Ruben Rodríguez played for Philippines in the Chess Olympiad:
- In 1968, at second reserve board in the 18th Chess Olympiad in Lugano (+5, =2, -3),
- In 1970, at third board in the 19th Chess Olympiad in Siegen (+7, =7, -1),
- In 1972, at third board in the 20th Chess Olympiad in Skopje (+8, =4, -5),
- In 1976, at third board in the 22nd Chess Olympiad in Haifa (+1, =1, -4),
- In 1978, at second board in the 23rd Chess Olympiad in Buenos Aires (+2, =5, -3),
- In 1980, at third board in the 24th Chess Olympiad in La Valletta (+2, =2, -5),
- In 1986, at second board in the 27th Chess Olympiad in Dubai (+3, =5, -4),
- In 1988, at third board in the 28th Chess Olympiad in Thessaloniki (+2, =3, -4),
- In 1992, at first board for Philippines-3 team in the 30th Chess Olympiad in Manila (+6, =3, -3).
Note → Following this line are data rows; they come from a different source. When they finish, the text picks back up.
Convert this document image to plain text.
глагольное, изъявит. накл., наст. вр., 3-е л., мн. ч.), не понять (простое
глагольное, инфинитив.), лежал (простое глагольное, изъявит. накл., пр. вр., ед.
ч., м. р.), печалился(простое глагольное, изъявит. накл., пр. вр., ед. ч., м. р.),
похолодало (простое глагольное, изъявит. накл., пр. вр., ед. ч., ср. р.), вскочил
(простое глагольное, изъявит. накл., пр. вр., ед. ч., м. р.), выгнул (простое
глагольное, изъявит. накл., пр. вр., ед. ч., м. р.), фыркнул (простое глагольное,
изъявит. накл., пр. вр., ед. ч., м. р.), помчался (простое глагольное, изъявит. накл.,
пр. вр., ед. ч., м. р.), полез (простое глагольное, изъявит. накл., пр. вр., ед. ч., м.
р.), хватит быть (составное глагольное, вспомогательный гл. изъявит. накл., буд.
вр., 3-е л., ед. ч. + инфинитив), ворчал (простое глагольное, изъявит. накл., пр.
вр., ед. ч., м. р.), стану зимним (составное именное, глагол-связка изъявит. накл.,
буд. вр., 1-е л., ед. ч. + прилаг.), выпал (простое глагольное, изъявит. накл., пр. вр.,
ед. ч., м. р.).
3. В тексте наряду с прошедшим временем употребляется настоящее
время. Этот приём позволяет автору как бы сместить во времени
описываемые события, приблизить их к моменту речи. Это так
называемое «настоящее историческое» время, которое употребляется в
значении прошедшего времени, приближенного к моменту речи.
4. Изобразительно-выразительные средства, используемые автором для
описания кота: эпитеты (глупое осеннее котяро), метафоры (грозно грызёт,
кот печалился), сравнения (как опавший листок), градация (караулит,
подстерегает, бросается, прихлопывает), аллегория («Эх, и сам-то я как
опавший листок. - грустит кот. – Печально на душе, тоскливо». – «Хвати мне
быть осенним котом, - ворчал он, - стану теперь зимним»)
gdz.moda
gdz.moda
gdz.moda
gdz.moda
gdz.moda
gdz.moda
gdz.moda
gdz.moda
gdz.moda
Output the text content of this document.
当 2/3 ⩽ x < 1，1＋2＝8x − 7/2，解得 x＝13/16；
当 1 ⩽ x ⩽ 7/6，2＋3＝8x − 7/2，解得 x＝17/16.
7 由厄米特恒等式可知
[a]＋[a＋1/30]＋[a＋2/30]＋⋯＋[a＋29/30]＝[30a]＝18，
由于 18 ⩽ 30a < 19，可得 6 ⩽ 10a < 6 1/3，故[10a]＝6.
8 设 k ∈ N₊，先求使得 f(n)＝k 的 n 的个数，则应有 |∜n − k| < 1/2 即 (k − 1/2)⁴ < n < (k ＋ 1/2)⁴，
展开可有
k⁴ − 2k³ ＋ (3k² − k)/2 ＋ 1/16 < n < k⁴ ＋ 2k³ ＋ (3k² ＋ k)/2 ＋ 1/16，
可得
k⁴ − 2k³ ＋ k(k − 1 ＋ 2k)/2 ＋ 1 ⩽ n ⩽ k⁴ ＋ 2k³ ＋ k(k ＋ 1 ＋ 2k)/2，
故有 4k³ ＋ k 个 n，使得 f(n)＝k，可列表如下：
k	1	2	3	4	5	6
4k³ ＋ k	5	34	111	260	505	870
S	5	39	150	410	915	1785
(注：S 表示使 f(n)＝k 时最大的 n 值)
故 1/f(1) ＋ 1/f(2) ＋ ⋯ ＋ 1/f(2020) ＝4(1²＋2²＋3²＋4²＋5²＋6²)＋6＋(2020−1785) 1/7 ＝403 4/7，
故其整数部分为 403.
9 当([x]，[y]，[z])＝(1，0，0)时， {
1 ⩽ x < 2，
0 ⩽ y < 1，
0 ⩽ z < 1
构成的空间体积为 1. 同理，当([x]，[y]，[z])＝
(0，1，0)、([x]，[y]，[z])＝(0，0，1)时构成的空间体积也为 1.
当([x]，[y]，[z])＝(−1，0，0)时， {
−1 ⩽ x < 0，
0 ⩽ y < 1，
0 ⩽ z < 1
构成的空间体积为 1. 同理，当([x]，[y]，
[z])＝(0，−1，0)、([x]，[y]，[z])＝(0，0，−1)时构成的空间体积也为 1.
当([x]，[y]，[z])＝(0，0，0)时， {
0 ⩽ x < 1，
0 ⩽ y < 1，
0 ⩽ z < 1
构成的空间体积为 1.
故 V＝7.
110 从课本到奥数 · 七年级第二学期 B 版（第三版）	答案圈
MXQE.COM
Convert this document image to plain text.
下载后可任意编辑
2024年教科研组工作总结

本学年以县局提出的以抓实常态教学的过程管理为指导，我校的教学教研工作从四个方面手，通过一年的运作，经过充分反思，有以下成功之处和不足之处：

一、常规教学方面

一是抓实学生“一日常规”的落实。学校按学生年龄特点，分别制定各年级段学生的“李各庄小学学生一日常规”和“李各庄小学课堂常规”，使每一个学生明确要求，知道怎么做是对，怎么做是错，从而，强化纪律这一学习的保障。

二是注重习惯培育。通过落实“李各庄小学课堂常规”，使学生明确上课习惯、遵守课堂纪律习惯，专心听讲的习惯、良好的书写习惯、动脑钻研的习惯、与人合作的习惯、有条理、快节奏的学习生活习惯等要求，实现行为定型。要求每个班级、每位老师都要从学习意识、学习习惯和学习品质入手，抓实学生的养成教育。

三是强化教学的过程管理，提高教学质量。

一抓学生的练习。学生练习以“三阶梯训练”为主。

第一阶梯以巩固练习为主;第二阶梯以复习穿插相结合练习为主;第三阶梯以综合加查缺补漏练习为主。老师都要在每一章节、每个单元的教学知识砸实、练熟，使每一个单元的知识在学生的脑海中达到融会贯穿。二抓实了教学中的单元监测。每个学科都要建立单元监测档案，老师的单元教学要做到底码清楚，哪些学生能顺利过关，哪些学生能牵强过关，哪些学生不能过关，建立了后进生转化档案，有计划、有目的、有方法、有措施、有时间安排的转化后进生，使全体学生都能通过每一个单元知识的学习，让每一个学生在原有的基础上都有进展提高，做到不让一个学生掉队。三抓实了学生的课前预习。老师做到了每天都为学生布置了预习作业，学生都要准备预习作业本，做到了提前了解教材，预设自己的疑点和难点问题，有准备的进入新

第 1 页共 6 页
Ruben Rodríguez played for Philippines in the World Student Team Chess Championship:
- In 1969, at first board in the 16th World Student Team Chess Championship in Dresden (+5, =2, -6).

Ruben Rodríguez played for Philippines in the Men's Asian Team Chess Championships:
- In 1979, at third board in the 3rd Asian Team Chess Championship in Singapore (+5, =1, -1) and won team gold medal,
- In 1981, at reserve board in the 4th Asian Team Chess Championship in Hangzhou (+2, =1, -0) and won team gold medal,
- In 1991, at fourth board in the 9th Asian Team Chess Championship in Penang (+5, =0, -2) and won team silver medal,
- In 1993, at reserve board in the 10th Asian Team Chess Championship in Kuala Lumpur (+2, =2, -1) and won team bronze medal.